R P ('Steve') Stephenson

Published: 02 Jun 2016 in Pharmacology Hall of Fame

Elected in 2016.
Born on 17 September 1925 in Milnsbridge, UK.
Died on 24 April 2004 in Edinburgh, UK.

Achievements

  • Best known for his commitment to receptor theory, Steve's ground breaking paper in 1956, published in the British Journal of Pharmacology, was based on a study of the action of acetylcholine analogues on isolated tissues and introduced two novel concepts: spare receptors and efficacy. He proposed that the parameter, efficacy, determined the link between the “strength” of a single drug-receptor complex and the size of the response.
  • He attended Royd’s Hall Grammar School and went on to read Chemistry at the University of Birmingham. After graduation he spent a year in the Department of Pharmacology in Oxford testing substitutes for coal tar as starting materials for the chemical industry.
  • In 1949 he was appointed to a Lectureship in the University of Edinburgh, in one of the few departments of Pharmacology in Britain, where he stayed until his retirement in 1987.
  • His 1956 paper had enormous impact and was cited by Sir James Black as being “very useful” when he was developing ß-blockers, and it was rumoured that Sir David Jack informed new Glaxo recruits that it was the most important paper published this century.
  • Importantly, Steve’s work enhanced the credibility of the age-old use of parallel log-dose response curves and the terms agonist and partial agonist.
  • He was very active in the British Pharmacological Society.

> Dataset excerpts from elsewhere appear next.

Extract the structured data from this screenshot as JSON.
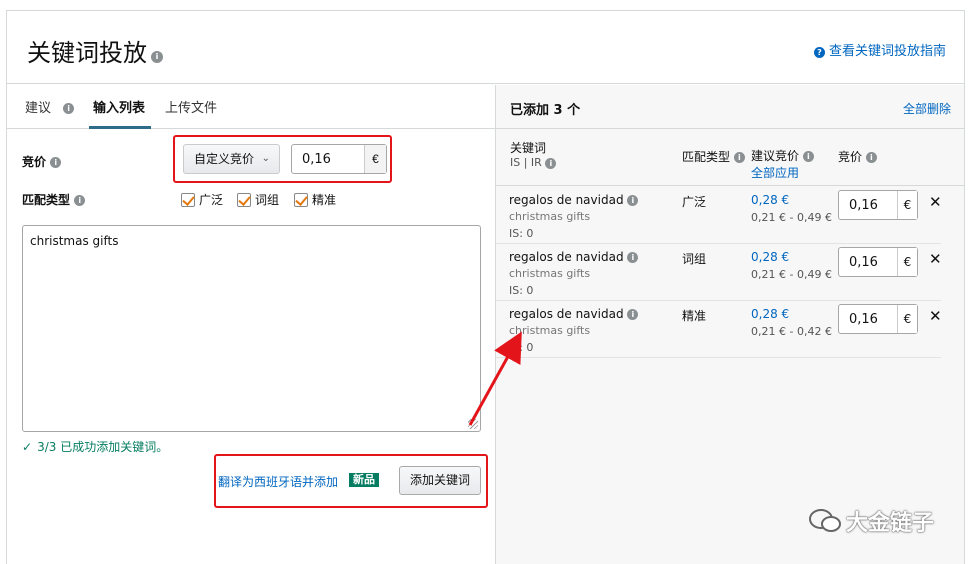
{
  "header": {
    "title": "关键词投放",
    "guide_link": "查看关键词投放指南"
  },
  "tabs": [
    {
      "label": "建议"
    },
    {
      "label": "输入列表"
    },
    {
      "label": "上传文件"
    }
  ],
  "form": {
    "bid_label": "竞价",
    "bid_strategy": "自定义竞价",
    "bid_value": "0,16",
    "currency": "€",
    "match_label": "匹配类型",
    "match_types": [
      "广泛",
      "词组",
      "精准"
    ],
    "keywords_text": "christmas gifts",
    "success_msg": "3/3 已成功添加关键词。",
    "translate_link": "翻译为西班牙语并添加",
    "new_badge": "新品",
    "add_button": "添加关键词"
  },
  "added": {
    "title": "已添加 3 个",
    "delete_all": "全部删除",
    "columns": {
      "keyword": "关键词",
      "keyword_sub": "IS | IR",
      "match": "匹配类型",
      "suggested": "建议竞价",
      "apply_all": "全部应用",
      "bid": "竞价"
    },
    "rows": [
      {
        "keyword": "regalos de navidad",
        "translation": "christmas gifts",
        "is": "IS: 0",
        "match": "广泛",
        "suggested": "0,28 €",
        "range": "0,21 € - 0,49 €",
        "bid": "0,16",
        "currency": "€"
      },
      {
        "keyword": "regalos de navidad",
        "translation": "christmas gifts",
        "is": "IS: 0",
        "match": "词组",
        "suggested": "0,28 €",
        "range": "0,21 € - 0,49 €",
        "bid": "0,16",
        "currency": "€"
      },
      {
        "keyword": "regalos de navidad",
        "translation": "christmas gifts",
        "is": "IS: 0",
        "match": "精准",
        "suggested": "0,28 €",
        "range": "0,21 € - 0,42 €",
        "bid": "0,16",
        "currency": "€"
      }
    ]
  },
  "watermark": "大金链子"
}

He joined in 1949 and was a member of the committee from 1966 to 1969. He was elected to Treasurer from 1971 to 1975 and subsequently became a Trustee of the Society from 1983 to 1993. In 1994 he was elected to Honorary Membership.

Personal life

  • Steve was born in Huddersfield where his father was a weaver in a local mill
  • His wife, Jill, said of Steve at his memorial that he “had few pretensions, no personal ambition and neither the ability nor the inclination to dissemble. He really did epitomise the old saying about computers, ‘what you see is what you get’.

References
Kelly J, Stephenson J. Dr R P Stephenson (1925-2004). pA2. 2004; 2(3). Available online: http://www.pa2online.org/Vol2Issue3Stephenson.html

Stephenson RP. A modification of receptor theory. British Journal of Pharmacology and Chemotherapy. 1956;11(4):379-393.